Syndromes run together in the RAS pathway

    Distinct syndromes with partially overlapping phenotypes sometimes result from mutations in adjacent components of core signaling pathways shared by many cell types. Recent successes in identifying the causative mutations in a set of rare developmental syndromes highlight the importance of investigating phenotypic overlaps using the architecture of biochemical signaling networks. These findings are now assigning roles in human development to genes better known for their effects on dysregulation of cell signaling in cancer cells.

    Ivan Le Lorraine Albright's 1929 painting “Among Those Left” depicts a blacksmith, a man of short stature whose widely spaced eyes angle downward under drooping eyelids toward his low, prominent ears. His shirt is open to reveal the hollow of his sternum. This may be the most famous portrait of someone with Noonan syndrome (Pediatrics 66, 468–469; 1980; reviewed in Am. J. Med. Genet. 66, 334–339; 1996). This autosomal dominant syndrome is common enough—at 1 in 1,000 to 1 in 2,500 live births—to be represented outside the specialist literature, unlike two extremely rare, sporadic conditions with overlapping features: cardio-facio-cutaneous (CFC) and Costello syndromes. Looking at this picture is puzzling because some of the man's features are individual or familial, some are imposed by the artist and some may be syndromic. Even from this superficial experience, a nonspecialist can readily appreciate some of the difficulties faced by the expert dysmorphologist in making a differential diagnosis among syndromes with overlapping characters.

    About half of the individuals with Noonan syndrome have mutations in PTPN11, encoding a protein tyrosine phosphatase that functions in the ras pathway. Marco Tartaglia and colleagues (Nat. Genet. 29, 465–468; 2001) found mutations clustered at the interface between the phosphatase domain and amino-terminal SH2 domain within the protein. This presents an unusually large target for gain-of-function mutations, perhaps explaining (in addition to differences in severity) why Noonan syndrome is so much more prevalent than the other developmental syndromes of the RAS pathway.

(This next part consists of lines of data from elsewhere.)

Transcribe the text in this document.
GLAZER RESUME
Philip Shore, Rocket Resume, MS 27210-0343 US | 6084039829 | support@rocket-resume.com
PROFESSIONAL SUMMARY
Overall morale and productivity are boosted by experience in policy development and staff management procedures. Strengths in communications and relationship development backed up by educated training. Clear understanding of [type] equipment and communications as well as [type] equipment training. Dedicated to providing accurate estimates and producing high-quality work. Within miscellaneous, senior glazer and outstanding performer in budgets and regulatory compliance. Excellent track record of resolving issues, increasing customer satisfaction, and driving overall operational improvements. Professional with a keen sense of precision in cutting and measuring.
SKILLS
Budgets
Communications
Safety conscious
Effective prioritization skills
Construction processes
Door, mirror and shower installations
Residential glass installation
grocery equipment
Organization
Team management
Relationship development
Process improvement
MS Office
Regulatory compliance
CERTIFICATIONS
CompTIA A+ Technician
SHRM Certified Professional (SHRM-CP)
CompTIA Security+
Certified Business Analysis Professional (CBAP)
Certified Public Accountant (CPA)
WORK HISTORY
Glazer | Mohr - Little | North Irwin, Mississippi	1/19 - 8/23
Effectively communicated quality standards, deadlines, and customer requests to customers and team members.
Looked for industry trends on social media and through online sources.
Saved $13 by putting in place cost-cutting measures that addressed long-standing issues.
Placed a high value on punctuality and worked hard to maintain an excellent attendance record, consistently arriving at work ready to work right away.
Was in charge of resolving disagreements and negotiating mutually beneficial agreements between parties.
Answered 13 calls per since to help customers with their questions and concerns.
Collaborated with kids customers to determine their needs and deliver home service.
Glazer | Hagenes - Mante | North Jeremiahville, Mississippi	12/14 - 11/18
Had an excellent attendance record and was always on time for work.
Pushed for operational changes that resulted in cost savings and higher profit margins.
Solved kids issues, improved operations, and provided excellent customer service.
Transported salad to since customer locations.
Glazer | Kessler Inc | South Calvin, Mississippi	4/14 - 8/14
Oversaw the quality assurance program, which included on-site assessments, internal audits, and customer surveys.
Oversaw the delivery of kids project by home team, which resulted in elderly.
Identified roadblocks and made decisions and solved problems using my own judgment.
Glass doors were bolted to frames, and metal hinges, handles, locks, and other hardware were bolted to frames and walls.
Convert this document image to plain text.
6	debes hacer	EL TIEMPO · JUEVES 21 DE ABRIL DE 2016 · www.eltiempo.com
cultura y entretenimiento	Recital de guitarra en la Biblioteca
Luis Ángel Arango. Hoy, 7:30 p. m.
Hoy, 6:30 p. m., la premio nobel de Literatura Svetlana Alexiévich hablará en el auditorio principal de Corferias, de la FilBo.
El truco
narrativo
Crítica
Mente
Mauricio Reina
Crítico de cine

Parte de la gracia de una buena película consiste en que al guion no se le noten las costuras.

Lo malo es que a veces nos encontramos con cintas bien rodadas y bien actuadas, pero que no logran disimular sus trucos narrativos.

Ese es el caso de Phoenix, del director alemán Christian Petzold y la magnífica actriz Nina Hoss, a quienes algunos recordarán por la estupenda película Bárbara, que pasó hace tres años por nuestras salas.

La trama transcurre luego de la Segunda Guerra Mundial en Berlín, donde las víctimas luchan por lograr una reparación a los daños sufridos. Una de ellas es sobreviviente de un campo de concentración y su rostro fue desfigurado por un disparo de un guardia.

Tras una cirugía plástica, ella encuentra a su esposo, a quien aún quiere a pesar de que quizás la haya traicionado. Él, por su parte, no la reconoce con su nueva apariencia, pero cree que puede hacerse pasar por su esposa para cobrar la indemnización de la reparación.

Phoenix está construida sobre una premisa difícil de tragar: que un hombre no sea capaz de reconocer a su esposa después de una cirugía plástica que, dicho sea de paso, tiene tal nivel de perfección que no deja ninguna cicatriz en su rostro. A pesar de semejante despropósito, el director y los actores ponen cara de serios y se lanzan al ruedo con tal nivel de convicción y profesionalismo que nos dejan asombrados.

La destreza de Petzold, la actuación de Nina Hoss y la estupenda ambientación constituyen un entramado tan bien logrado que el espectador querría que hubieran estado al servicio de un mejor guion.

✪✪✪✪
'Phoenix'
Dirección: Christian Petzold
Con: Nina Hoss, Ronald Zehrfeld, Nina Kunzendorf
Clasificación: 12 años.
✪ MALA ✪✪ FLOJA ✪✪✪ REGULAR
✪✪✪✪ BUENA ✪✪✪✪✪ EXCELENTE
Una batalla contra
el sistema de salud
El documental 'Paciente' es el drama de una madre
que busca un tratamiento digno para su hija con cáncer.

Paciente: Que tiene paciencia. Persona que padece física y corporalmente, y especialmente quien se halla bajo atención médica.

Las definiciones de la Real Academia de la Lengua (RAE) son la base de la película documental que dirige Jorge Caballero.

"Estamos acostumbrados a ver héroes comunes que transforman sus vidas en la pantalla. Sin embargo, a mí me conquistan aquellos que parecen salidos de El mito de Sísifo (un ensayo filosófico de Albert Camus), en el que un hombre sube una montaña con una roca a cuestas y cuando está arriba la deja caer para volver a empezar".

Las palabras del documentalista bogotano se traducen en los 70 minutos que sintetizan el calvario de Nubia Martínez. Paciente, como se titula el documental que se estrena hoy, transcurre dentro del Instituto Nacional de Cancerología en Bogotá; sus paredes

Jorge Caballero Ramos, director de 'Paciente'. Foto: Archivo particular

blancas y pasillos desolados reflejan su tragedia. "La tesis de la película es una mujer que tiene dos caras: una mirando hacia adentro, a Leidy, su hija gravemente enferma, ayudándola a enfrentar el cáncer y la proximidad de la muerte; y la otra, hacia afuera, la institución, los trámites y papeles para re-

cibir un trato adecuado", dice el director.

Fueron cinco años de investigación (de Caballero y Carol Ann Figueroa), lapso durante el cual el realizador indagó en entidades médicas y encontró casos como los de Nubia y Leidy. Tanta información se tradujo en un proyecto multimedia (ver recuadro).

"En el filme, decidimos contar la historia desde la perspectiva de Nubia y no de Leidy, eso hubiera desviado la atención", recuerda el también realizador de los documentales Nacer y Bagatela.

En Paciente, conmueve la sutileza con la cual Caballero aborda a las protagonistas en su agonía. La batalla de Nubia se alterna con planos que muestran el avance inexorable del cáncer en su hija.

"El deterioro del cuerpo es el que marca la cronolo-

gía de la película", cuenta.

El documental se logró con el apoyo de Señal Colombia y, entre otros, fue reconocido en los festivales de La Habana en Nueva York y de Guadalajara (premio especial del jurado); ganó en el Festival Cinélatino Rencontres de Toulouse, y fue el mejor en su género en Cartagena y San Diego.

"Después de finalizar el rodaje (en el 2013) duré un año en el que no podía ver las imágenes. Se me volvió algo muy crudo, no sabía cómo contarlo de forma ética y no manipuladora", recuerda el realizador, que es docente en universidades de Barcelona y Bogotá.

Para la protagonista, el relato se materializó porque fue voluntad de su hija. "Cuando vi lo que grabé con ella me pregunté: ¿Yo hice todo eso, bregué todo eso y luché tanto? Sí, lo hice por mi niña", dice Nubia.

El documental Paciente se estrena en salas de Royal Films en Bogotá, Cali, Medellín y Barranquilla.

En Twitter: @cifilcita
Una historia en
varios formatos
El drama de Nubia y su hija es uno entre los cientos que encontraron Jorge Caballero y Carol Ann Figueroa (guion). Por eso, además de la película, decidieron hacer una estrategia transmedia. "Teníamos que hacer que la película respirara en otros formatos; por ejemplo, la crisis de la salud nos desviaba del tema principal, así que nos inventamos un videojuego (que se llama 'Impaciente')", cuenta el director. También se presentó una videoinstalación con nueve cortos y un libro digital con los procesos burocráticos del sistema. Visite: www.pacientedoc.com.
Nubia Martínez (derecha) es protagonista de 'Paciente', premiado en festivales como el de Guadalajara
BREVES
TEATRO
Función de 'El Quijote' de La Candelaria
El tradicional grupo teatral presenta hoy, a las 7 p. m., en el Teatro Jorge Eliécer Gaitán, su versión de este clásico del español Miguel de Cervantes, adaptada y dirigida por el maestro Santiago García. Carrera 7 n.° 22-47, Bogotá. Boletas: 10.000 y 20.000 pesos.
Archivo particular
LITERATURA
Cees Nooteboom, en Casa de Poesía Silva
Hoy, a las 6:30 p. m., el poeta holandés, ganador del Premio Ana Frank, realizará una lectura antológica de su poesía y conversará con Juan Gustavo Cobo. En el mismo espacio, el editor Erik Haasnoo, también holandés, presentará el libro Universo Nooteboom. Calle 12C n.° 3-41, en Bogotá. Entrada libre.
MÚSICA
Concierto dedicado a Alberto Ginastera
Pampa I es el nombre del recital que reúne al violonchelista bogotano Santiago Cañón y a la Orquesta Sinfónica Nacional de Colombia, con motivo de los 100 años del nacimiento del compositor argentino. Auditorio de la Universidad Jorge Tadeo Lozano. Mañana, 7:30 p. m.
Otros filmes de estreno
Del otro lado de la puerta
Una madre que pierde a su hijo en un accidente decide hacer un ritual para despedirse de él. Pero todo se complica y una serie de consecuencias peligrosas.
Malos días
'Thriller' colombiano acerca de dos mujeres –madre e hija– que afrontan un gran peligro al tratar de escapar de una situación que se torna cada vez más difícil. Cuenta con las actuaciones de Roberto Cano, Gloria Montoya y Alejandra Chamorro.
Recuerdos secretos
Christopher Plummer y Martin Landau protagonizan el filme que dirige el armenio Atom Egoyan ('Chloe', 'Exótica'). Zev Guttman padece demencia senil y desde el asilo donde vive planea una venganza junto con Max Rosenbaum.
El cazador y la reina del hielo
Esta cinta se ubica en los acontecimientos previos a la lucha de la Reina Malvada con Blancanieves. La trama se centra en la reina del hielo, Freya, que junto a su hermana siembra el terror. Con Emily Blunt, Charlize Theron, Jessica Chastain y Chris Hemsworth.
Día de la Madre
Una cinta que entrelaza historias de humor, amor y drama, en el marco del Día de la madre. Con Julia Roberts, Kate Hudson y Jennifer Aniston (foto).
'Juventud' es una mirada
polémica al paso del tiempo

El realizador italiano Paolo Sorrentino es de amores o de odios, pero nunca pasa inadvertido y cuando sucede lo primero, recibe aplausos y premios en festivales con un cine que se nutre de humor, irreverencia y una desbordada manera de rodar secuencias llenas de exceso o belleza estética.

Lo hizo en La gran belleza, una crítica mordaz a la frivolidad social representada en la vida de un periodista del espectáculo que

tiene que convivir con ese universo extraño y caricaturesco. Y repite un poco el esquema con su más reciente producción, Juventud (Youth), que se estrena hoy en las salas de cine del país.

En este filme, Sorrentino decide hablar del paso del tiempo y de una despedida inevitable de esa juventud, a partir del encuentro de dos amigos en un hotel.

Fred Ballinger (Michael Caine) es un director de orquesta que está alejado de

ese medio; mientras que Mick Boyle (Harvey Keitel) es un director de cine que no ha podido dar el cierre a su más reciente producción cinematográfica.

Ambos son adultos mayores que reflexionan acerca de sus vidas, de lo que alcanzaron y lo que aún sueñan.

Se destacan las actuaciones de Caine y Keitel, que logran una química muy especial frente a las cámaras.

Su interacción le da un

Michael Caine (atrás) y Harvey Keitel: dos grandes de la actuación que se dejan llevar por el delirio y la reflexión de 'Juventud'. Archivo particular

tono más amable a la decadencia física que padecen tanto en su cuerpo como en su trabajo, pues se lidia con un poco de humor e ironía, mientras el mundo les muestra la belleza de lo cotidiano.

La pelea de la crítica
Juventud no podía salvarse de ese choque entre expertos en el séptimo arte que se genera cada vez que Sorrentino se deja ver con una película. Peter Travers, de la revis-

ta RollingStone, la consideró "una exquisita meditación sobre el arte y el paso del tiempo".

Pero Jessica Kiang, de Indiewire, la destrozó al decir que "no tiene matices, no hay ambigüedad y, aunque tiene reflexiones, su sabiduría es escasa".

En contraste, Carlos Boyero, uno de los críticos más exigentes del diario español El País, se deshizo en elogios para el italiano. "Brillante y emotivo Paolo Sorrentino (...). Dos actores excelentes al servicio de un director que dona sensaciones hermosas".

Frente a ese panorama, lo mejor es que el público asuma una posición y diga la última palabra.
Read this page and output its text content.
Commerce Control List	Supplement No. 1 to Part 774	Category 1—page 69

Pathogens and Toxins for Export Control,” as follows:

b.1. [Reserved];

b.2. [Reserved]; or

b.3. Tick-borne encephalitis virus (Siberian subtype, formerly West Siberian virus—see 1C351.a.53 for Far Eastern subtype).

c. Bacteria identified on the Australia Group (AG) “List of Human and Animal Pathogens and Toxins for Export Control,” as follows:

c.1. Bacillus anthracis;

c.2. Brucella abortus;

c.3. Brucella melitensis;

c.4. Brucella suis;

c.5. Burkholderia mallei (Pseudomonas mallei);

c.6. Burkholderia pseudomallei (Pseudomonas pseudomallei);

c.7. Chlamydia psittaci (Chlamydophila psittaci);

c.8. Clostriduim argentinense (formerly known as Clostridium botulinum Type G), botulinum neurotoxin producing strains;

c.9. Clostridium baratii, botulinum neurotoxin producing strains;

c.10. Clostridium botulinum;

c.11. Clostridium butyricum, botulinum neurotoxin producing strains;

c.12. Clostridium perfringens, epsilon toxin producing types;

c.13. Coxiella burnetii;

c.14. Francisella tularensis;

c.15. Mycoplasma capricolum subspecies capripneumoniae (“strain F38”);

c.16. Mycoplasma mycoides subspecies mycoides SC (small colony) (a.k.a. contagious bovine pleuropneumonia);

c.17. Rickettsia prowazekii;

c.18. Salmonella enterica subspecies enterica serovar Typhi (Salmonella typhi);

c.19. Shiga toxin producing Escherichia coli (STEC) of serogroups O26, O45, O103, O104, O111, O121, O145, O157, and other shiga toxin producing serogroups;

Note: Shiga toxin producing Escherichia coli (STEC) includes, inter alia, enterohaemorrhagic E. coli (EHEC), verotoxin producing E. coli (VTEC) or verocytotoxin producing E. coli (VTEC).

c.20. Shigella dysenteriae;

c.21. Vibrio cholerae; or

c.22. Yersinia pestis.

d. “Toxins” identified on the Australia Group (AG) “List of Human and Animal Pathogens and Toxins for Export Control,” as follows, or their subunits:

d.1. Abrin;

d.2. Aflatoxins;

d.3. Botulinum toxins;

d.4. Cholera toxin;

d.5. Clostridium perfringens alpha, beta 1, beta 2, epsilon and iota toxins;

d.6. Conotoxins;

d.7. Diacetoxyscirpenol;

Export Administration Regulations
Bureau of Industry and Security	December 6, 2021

    Yoko Aoki and colleagues (Nat. Genet. 37, 1038–1040; 2005) found heterozygous de novo HRAS mutations in 12 of 13 individuals with Costello syndrome. These were mutations previously identified as somatic oncogenic mutations in tumors. The authors suggested that many of the phenotypes might reflect increased growth factor–induced cell proliferation and that hyperkeratosis of the skin, cardiac hypertrophy and macrocephaly might be due to altered cell proliferation, growth or cell death.

    Now, on page 294, Tetsuya Niihori and colleagues identify two KRAS mutations and eight BRAF mutations in 19 out of 43 individuals with CFC. Rodriguez-Viciana et al. (Science, published online 26 January 2006; 10.1126/science.1124642) found that 18 of 23 individuals with CFC had mutations in BRAF. In other individuals with CFC, they found mutations in MAP2K1 and MAP2K2, encoding downstream effectors of BRAF, but they found no mutations in HRAS or in PTPN11. Also in this issue, (p 331) Suzanne Schubbert and colleagues report unprecedented de novo germline mutations in KRAS in individuals with Noonan and CFC syndromes and suggest that strong gain-of-function KRAS mutations may be incompatible with life.

    In comparing the effort expended on understanding signaling pathways dysregulated in cancer with the insights gained from normal developmental roles, Weeber and Sweatt (Neuron 33, 845–848; 2002) recast the cAMP and ras pathways of the hippocampus as a 'learning pathway', considering the phenotypes of mutations in NF1 and CREBBP, located at either end of the signaling chain. They predicted that mutations in the genes encoding ras, raf, MEK and ERK would not be informative in understanding cognition, as they are likely to be lethal. Although Noonan syndrome is not usually associated with learning difficulties, NF1 mutations causing the overlapping NF1-Noonan syndrome (Am. J. Hum. Genet. 77, 1092–1101; 2005) are associated, in some cases, with mental retardation, and this phenotype is also found in the CFC and Costello syndromes.

    Cardiovascular malformations are found more consistently across the syndromes of the RAS pathway, and it may be profitable to search for mutations in other pathway components by examining individuals with other syndromes that share cardiovascular phenotypes with the syndromes of the Noonan spectrum. Even here, it would be a mistake to restrict attention to the linear ras pathway, as PTPN11 regulates multiple signaling cascades. Uhlen et al. (Proc. Natl. Acad. Sci. USA 103, 2160–2165; 2006) recently found that gain-of-function PTPN11 mutations increased spontaneous Ca2+ oscillations in cardiac myocytes, thereby interfering with the transcriptional activity of NFAT. These observations suggest a mechanism whereby the PTPN11 mutations found in individuals with Noonan syndrome might interfere with cardiac morphogenesis.